Apakah makna dari firman Allah di dalam al-Qur’an, wa qaliilan min `ibadi asy-syakur (‘Hanya sedikit di antara hamba-hamba-Ku yang bersyukur’) [34:13]? Hamba yang sungguh ‘bersyukur’ adalah orang yang dapat melihat Sang Pemberi Nikmat kepada manusia.
Apakah makna dari ayat, f’a`rid `an man tawalla `an dzikrinaa (‘Dan tinggalkanlah orang yang berpaling dari Mengingat Kami‘) [53:29]? Itu menunjukkan bahwa bagi orang yang melakukan kontemplasi mendalam terhadap Hadirat Ilahiah Kami, dan telah mencapai maqam tidak melihat apa-apa kecuali Kami, maka tidak perlu lagi tindakan mengingat itu. Jika ia berada dalam maqam penglihatan sepenuhnya, jangan memerintahkannya untuk melafalkan zikir karena itu mungkin akan menyebabkan kedinginan di dalam kalbunya. Ketika ia sepenuhnya sibuk dengan maqam musyahadah, segala sesuatu yang lain merupakan gangguan dan dapat mengganggu maqam tersebut.

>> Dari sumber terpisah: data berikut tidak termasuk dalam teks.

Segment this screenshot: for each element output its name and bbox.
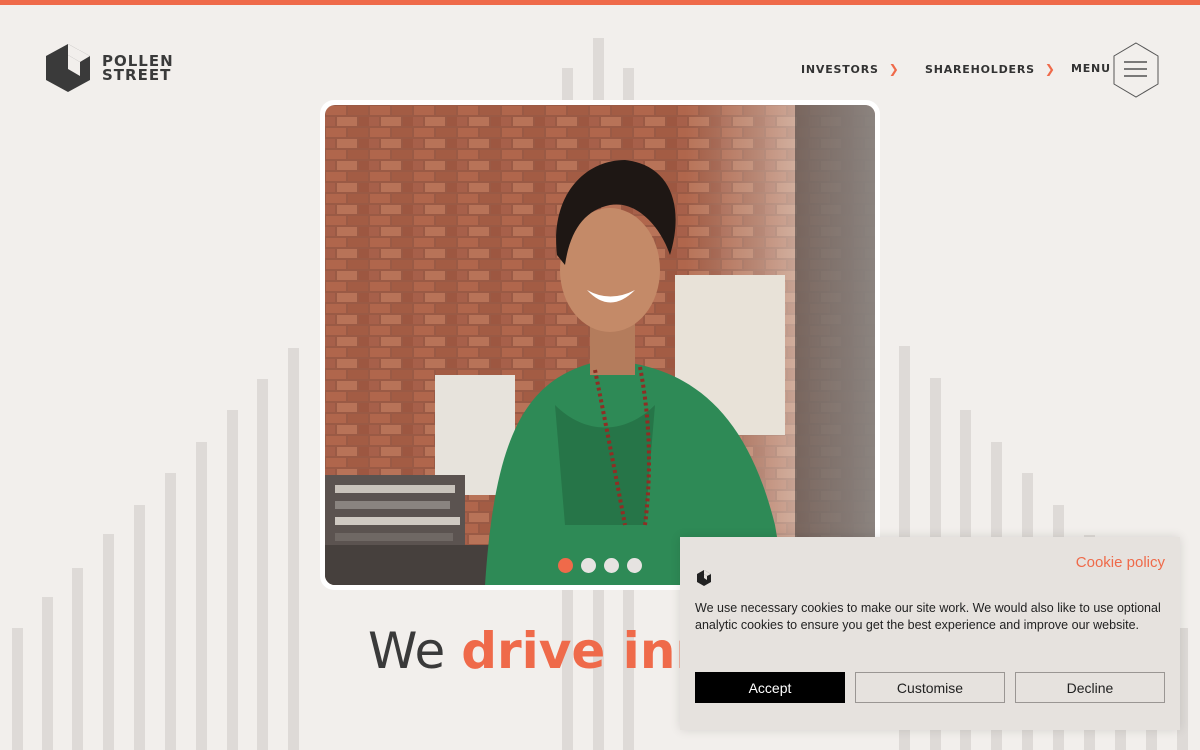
hero-photo bbox=[325, 105, 875, 585]
nav-investors-label: INVESTORS bbox=[801, 62, 879, 76]
logo-text-line2: STREET bbox=[102, 66, 172, 84]
hexagon-logo-icon bbox=[46, 44, 90, 92]
nav-shareholders-label: SHAREHOLDERS bbox=[925, 62, 1035, 76]
pollen-street-logo[interactable]: POLLEN STREET bbox=[42, 42, 174, 94]
cookie-banner: Cookie policy We use necessary cookies t… bbox=[680, 537, 1180, 730]
accept-cookies-button[interactable]: Accept bbox=[695, 672, 845, 703]
carousel-dot-2[interactable] bbox=[581, 558, 596, 573]
hexagon-logo-icon bbox=[697, 570, 711, 586]
headline-lead: We bbox=[368, 622, 446, 680]
customise-cookies-button[interactable]: Customise bbox=[855, 672, 1005, 703]
cookie-policy-link[interactable]: Cookie policy bbox=[1076, 554, 1165, 571]
nav-investors-link[interactable]: INVESTORS ❯ bbox=[801, 62, 900, 76]
woman-smiling-photo bbox=[325, 105, 875, 585]
menu-label[interactable]: MENU bbox=[1071, 62, 1111, 75]
hero-image-card bbox=[320, 100, 880, 590]
chevron-right-icon: ❯ bbox=[888, 62, 900, 76]
top-accent-bar bbox=[0, 0, 1200, 5]
carousel-dots bbox=[558, 558, 650, 573]
nav-shareholders-link[interactable]: SHAREHOLDERS ❯ bbox=[925, 62, 1056, 76]
menu-button[interactable] bbox=[1112, 42, 1160, 98]
carousel-dot-1[interactable] bbox=[558, 558, 573, 573]
carousel-dot-3[interactable] bbox=[604, 558, 619, 573]
decline-cookies-button[interactable]: Decline bbox=[1015, 672, 1165, 703]
chevron-right-icon: ❯ bbox=[1044, 62, 1056, 76]
carousel-dot-4[interactable] bbox=[627, 558, 642, 573]
hamburger-menu-icon bbox=[1113, 42, 1159, 98]
cookie-message: We use necessary cookies to make our sit… bbox=[695, 601, 1161, 632]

Muhyiddin Ibn `Arabi (q) berkata, mengenai hal ini, ‘Dengan zikrullah, Mengingat Allah, dosa-dosa meningkat, dan penglihatan dan kalbu akan terhijab. Meninggalkan zikir adalah keadaan yang lebih baik karena matahari tidak pernah terbenam.’ Apa yang beliau maksudkan di sini adalah bahwa ketika seorang Arif berada di Hadirat Ilahi dan dalam keadaan Penglihatan Mutlak terhadap Keesaan Allah, pada saat itu segala sesuatu fana fillaah. Baginya zikir menjadi sesuatu yang dapat mengganggu. Seorang Arif hadir dalam Eksistensi-Nya. Ia berada dalam keadaan Fana dalam Hadratillah, sedangkan dalam zikrullah ia berada dalam keadaan absen, yaitu perlu mengingatkan dirinya sendiri bahwa ada Allah di sana.

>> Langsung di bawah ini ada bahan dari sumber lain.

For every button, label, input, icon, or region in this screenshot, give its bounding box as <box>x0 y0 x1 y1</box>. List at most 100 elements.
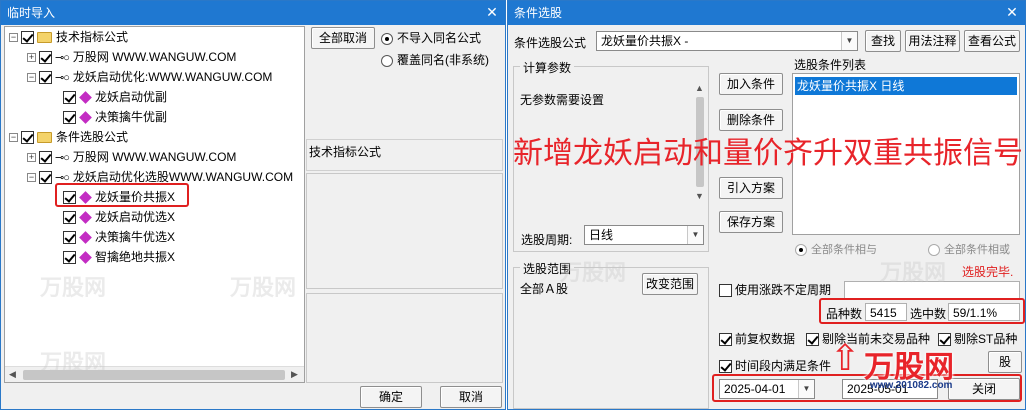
tree-item[interactable]: 龙妖启动优选X <box>63 207 175 227</box>
promo-headline: 新增龙妖启动和量价齐升双重共振信号 <box>513 137 1023 170</box>
scrollbar-thumb[interactable] <box>23 370 285 380</box>
radio-overwrite[interactable]: 覆盖同名(非系统) <box>381 51 489 68</box>
scroll-left-icon[interactable]: ◀ <box>9 369 16 380</box>
view-formula-button[interactable]: 查看公式 <box>964 30 1020 52</box>
scroll-up-icon[interactable]: ▲ <box>695 83 704 93</box>
tree-folder-tech-indicators[interactable]: − 技术指标公式 <box>9 27 128 47</box>
checkbox[interactable] <box>63 211 76 225</box>
change-scope-button[interactable]: 改变范围 <box>642 273 698 295</box>
count-label: 品种数 <box>826 307 863 321</box>
scope-title: 选股范围 <box>520 260 575 277</box>
count-value-text: 5415 <box>870 306 897 320</box>
dropdown-arrow-icon[interactable]: ▼ <box>841 32 857 50</box>
horizontal-scrollbar[interactable]: ◀ ▶ <box>5 366 304 382</box>
checkbox[interactable] <box>39 51 52 65</box>
save-plan-button[interactable]: 保存方案 <box>719 211 783 233</box>
checkbox[interactable] <box>39 151 52 165</box>
key-icon: ⊸○ <box>55 51 70 64</box>
formula-icon <box>79 91 92 105</box>
tree-group-wanguw[interactable]: + ⊸○ 万股网 WWW.WANGUW.COM <box>27 147 236 167</box>
dropdown-arrow-icon[interactable]: ▼ <box>687 226 703 244</box>
period-dropdown-value: 日线 <box>589 228 614 242</box>
expand-icon[interactable]: + <box>27 153 36 163</box>
scroll-right-icon[interactable]: ▶ <box>291 369 298 380</box>
radio-no-import[interactable]: 不导入同名公式 <box>381 29 481 46</box>
tree-item[interactable]: 龙妖启动优副 <box>63 87 167 107</box>
selected-value-text: 59/1.1% <box>953 306 998 320</box>
tree-group-wanguw[interactable]: + ⊸○ 万股网 WWW.WANGUW.COM <box>27 47 236 67</box>
tree-label: 万股网 WWW.WANGUW.COM <box>72 150 237 164</box>
checkbox[interactable] <box>39 171 52 185</box>
checkbox[interactable] <box>63 111 76 125</box>
collapse-icon[interactable]: − <box>9 33 18 43</box>
tree-group-longyao[interactable]: − ⊸○ 龙妖启动优化:WWW.WANGUW.COM <box>27 67 272 87</box>
variable-period-input[interactable] <box>844 281 1020 299</box>
tree-label: 智擒绝地共振X <box>95 250 176 264</box>
radio-icon[interactable] <box>381 54 393 67</box>
collapse-icon[interactable]: − <box>9 133 18 143</box>
close-icon[interactable]: ✕ <box>483 1 501 25</box>
radio-icon[interactable] <box>381 32 393 45</box>
cancel-all-button[interactable]: 全部取消 <box>311 27 375 49</box>
period-dropdown[interactable]: 日线 ▼ <box>584 225 704 245</box>
selection-window-titlebar[interactable]: 条件选股 ✕ <box>508 1 1025 25</box>
tree-item[interactable]: 决策擒牛优选X <box>63 227 175 247</box>
close-button[interactable]: 关闭 <box>948 378 1020 400</box>
ok-button[interactable]: 确定 <box>360 386 422 408</box>
checkbox[interactable] <box>719 360 732 374</box>
checkbox[interactable] <box>719 284 732 298</box>
usage-notes-button[interactable]: 用法注释 <box>905 30 960 52</box>
radio-all-or[interactable]: 全部条件相或 <box>928 241 1010 257</box>
find-button[interactable]: 查找 <box>865 30 901 52</box>
checkbox[interactable] <box>21 31 34 45</box>
tree-label: 条件选股公式 <box>56 130 129 144</box>
checkbox[interactable] <box>63 231 76 245</box>
import-window-titlebar[interactable]: 临时导入 ✕ <box>1 1 505 25</box>
partial-select-button[interactable]: 股 <box>988 351 1022 373</box>
tree-folder-stock-selection[interactable]: − 条件选股公式 <box>9 127 128 147</box>
tree-item[interactable]: 智擒绝地共振X <box>63 247 175 267</box>
checkbox[interactable] <box>21 131 34 145</box>
checkbox[interactable] <box>63 251 76 265</box>
add-condition-button[interactable]: 加入条件 <box>719 73 783 95</box>
checkbox[interactable] <box>806 333 819 347</box>
selection-status: 选股完毕. <box>962 265 1014 279</box>
pre-adjust-option[interactable]: 前复权数据 <box>719 330 795 347</box>
variable-period-option[interactable]: 使用涨跌不定周期 <box>719 281 831 298</box>
formula-description-area[interactable] <box>306 293 503 383</box>
collapse-icon[interactable]: − <box>27 173 36 183</box>
calc-params-title: 计算参数 <box>520 59 575 76</box>
scroll-down-icon[interactable]: ▼ <box>695 191 704 201</box>
condition-list-item-label: 龙妖量价共振X 日线 <box>797 79 905 93</box>
count-value: 5415 <box>865 303 907 321</box>
period-satisfied-option[interactable]: 时间段内满足条件 <box>719 357 831 374</box>
formula-preview-area[interactable] <box>306 173 503 289</box>
no-params-text: 无参数需要设置 <box>520 93 605 107</box>
scope-value: 全部Ａ股 <box>520 282 569 296</box>
cancel-button[interactable]: 取消 <box>440 386 502 408</box>
date-from-field[interactable]: 2025-04-01 ▼ <box>719 379 815 399</box>
formula-preview-header: 技术指标公式 <box>306 139 503 171</box>
tree-label: 决策擒牛优副 <box>95 110 168 124</box>
formula-dropdown[interactable]: 龙妖量价共振X - ▼ <box>596 31 858 51</box>
checkbox-label: 使用涨跌不定周期 <box>735 283 832 297</box>
formula-tree[interactable]: − 技术指标公式 + ⊸○ 万股网 WWW.WANGUW.COM − ⊸○ 龙妖启动优化:… <box>4 26 305 383</box>
checkbox[interactable] <box>719 333 732 347</box>
radio-icon[interactable] <box>795 244 807 257</box>
import-plan-button[interactable]: 引入方案 <box>719 177 783 199</box>
radio-all-and[interactable]: 全部条件相与 <box>795 241 877 257</box>
radio-label: 覆盖同名(非系统) <box>397 53 489 67</box>
tree-label: 决策擒牛优选X <box>95 230 176 244</box>
condition-list-item[interactable]: 龙妖量价共振X 日线 <box>795 77 1017 95</box>
folder-icon <box>37 132 52 144</box>
close-icon[interactable]: ✕ <box>1003 1 1021 25</box>
dropdown-arrow-icon[interactable]: ▼ <box>798 380 814 398</box>
tree-label: 龙妖启动优化:WWW.WANGUW.COM <box>72 70 273 84</box>
tree-item[interactable]: 决策擒牛优副 <box>63 107 167 127</box>
radio-icon[interactable] <box>928 244 940 257</box>
expand-icon[interactable]: + <box>27 53 36 63</box>
radio-label: 不导入同名公式 <box>397 31 482 45</box>
collapse-icon[interactable]: − <box>27 73 36 83</box>
checkbox[interactable] <box>63 91 76 105</box>
checkbox[interactable] <box>39 71 52 85</box>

Apakah makna dari ayat, kunu ma`a-sh-shadiqiin (‘Bersamalah dengan orang-orang yang benar’) [9:119]? Ini artinya menjaga pertemanan baik secara fisik maupun spiritual. Seorang salik dapat duduk dalam suatu majelis bersama para shadiqin, melihat sosok mereka, mendengar mereka dan Allah akan menerangi kalbu mereka dan akan mengajari mereka agar menjadi seperti para shadiqin itu. Untuk menjaga hubungan secara spiritual dengan para shadiqin, seorang salik harus mengarahkan kalbunya menuju kalbu spiritual mereka. Seorang salik harus menjaga hubungan itu dalam kalbunya hingga mereka dapat merefleksikan semua rahasia mereka dan maqam-maqam mereka kepadanya. Ia tidak boleh memalingkan wajahnya kepada yang lain di dunia ini kecuali kepada gurunya yang akan membawanya ke Hadratillah.

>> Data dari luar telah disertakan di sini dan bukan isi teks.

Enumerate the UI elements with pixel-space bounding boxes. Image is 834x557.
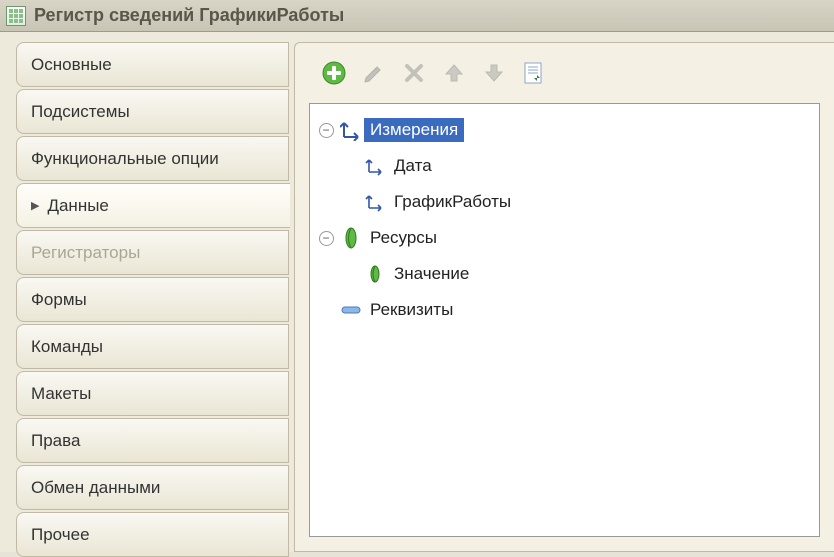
sidebar-item-layouts[interactable]: Макеты [16,371,289,416]
sidebar-item-label: Прочее [31,525,90,545]
sidebar-item-label: Регистраторы [31,243,140,263]
edit-button[interactable] [359,58,389,88]
body: Основные Подсистемы Функциональные опции… [0,32,834,552]
tree-node-value[interactable]: Значение [314,256,815,292]
tree-node-attributes[interactable]: Реквизиты [314,292,815,328]
tree-label: Дата [388,154,438,178]
tree-node-resources[interactable]: − Ресурсы [314,220,815,256]
tree-node-work-schedule[interactable]: ГрафикРаботы [314,184,815,220]
plus-circle-icon [322,61,346,85]
tree-label: Ресурсы [364,226,443,250]
toolbar [295,43,834,103]
sidebar-item-exchange[interactable]: Обмен данными [16,465,289,510]
sidebar-item-label: Основные [31,55,112,75]
sidebar-item-rights[interactable]: Права [16,418,289,463]
dimension-icon [362,156,388,176]
sidebar-item-label: Данные [47,196,108,216]
properties-button[interactable] [519,58,549,88]
titlebar: Регистр сведений ГрафикиРаботы [0,0,834,32]
tree-label: Измерения [364,118,464,142]
sidebar-item-other[interactable]: Прочее [16,512,289,557]
sidebar-item-commands[interactable]: Команды [16,324,289,369]
sidebar-item-label: Команды [31,337,103,357]
pencil-icon [363,62,385,84]
sidebar-item-data[interactable]: Данные [16,183,290,228]
resource-folder-icon [338,227,364,249]
sidebar-item-forms[interactable]: Формы [16,277,289,322]
sheet-arrow-icon [522,61,546,85]
sidebar-item-label: Права [31,431,80,451]
sidebar-item-subsystems[interactable]: Подсистемы [16,89,289,134]
attribute-folder-icon [338,305,364,315]
structure-tree: − Измерения Дата ГрафикРаботы − [309,103,820,537]
dimension-icon [362,192,388,212]
tree-label: ГрафикРаботы [388,190,517,214]
resource-icon [362,264,388,284]
x-icon [404,63,424,83]
collapse-icon[interactable]: − [319,231,334,246]
sidebar-item-func-options[interactable]: Функциональные опции [16,136,289,181]
collapse-icon[interactable]: − [319,123,334,138]
tree-label: Реквизиты [364,298,459,322]
sidebar-item-label: Функциональные опции [31,149,219,169]
arrow-down-icon [483,62,505,84]
sidebar-item-label: Подсистемы [31,102,130,122]
sidebar-item-label: Обмен данными [31,478,160,498]
sidebar-item-label: Формы [31,290,87,310]
add-button[interactable] [319,58,349,88]
sidebar-item-label: Макеты [31,384,91,404]
move-down-button[interactable] [479,58,509,88]
sidebar-item-main[interactable]: Основные [16,42,289,87]
sidebar: Основные Подсистемы Функциональные опции… [0,42,295,552]
dimension-folder-icon [338,119,364,141]
delete-button[interactable] [399,58,429,88]
tree-node-dimensions[interactable]: − Измерения [314,112,815,148]
arrow-up-icon [443,62,465,84]
move-up-button[interactable] [439,58,469,88]
tree-node-date[interactable]: Дата [314,148,815,184]
tree-label: Значение [388,262,475,286]
register-icon [6,6,26,26]
sidebar-item-registrars[interactable]: Регистраторы [16,230,289,275]
main-panel: − Измерения Дата ГрафикРаботы − [294,42,834,552]
window-title: Регистр сведений ГрафикиРаботы [34,5,344,26]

Cintai dan ikuti para pecinta. Dengan demikian, kalian akan menjadi seperti mereka dan cinta mereka akan tercermin pada kalian.
Mereka bertanya tentang zikir dengan LA ILAHA ILLALLAH. Ia berkata,
Beberapa guru mengatakan, LA ILAHA ILLALLAH adalah zikirnya orang awam, sedangkan ALLAH adalah zikirnya orang-orang pilihan (al-Khawas), dan HUWA adalah zikirnya orang-orang terpilih dari orang-orang pilihan. Tetapi bagiku LA ILAHA ILLALLAH adalah zikir dari orang-orang terpilih dari orang-orang pilihan karena ia tidak ada akhirnya. Sama seperti Allah adalah Sang Pencipta setiap saat, sehingga setiap saat ilmu akan meningkat untuk orang-orang Arif. Bagi seorang Arif, maqam sebelumnya bukan apa-apa ketika ia telah memasuki maqam baru yang lebih tinggi. Seorang Arif menyangkal suatu maqam ketika ia meninggalkannya dan mengafirmasi maqam yang baru ketika ia memasukinya. Ini adalah tajali dari LA ILAHA ILLALLAH pada diri hamba Allah.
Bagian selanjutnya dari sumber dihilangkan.